In November 2021, two Filipino military supply boats were blocked by three Chinese coast guard ships which also fired water cannons. The supply vessels were headed to Second Thomas Shoal within the exclusive economic zone of the Philippines. The atoll has been occupied by a Philippine military contingent since 1999. The incident was strongly condemned by Philippine Foreign Secretary Teodoro Locsin and former Philippine President Rodrigo Duterte.

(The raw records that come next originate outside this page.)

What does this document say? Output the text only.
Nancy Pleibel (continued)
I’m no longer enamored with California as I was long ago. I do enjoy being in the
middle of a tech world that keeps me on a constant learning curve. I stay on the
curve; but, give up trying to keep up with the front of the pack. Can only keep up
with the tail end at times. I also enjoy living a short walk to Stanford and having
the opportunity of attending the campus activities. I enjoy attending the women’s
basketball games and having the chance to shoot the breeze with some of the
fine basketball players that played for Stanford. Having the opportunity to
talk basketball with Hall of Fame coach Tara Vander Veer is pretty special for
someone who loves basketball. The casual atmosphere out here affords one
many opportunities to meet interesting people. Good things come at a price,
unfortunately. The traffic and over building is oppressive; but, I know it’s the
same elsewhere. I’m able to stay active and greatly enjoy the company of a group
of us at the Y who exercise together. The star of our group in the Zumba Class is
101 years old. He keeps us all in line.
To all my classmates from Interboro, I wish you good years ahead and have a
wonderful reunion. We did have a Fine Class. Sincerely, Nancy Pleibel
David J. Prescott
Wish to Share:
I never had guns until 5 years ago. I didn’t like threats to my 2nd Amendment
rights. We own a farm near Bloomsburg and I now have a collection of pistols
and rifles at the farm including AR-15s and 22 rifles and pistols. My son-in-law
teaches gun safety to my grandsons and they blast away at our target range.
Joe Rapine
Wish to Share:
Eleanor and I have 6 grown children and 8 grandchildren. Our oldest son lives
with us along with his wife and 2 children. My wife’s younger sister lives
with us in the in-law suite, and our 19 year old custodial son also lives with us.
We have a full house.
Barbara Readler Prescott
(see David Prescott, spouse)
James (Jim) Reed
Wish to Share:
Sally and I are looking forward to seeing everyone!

On 7 June, 2025, a Chinese maritime militia vessel with hull number 16838 ran aground at Pag-asa Reef 1, located 2.6 kilometers from Pag-asa Island within the Philippines’ territorial waters in the West Philippine Sea. Before being escorted away by Chinese Coast Guard ships, the vessel deployed a nylon parachute anchor that dragged across the seabed, damaging approximately 30% of the reef and covering 307 square meters of coral. Philippine authorities, including the Palawan Council for Sustainable Development, Western Philippines University, and the Philippine Coast Guard, conducted an underwater assessment and estimated the damage at ₱11.1 million. The incident occurred within a maximum protection zone under Republic Act No. 7611, where all human activity is prohibited. The anchor, which remained underwater, continued to harm marine life and coral ecosystems by blocking sunlight and producing microplastics.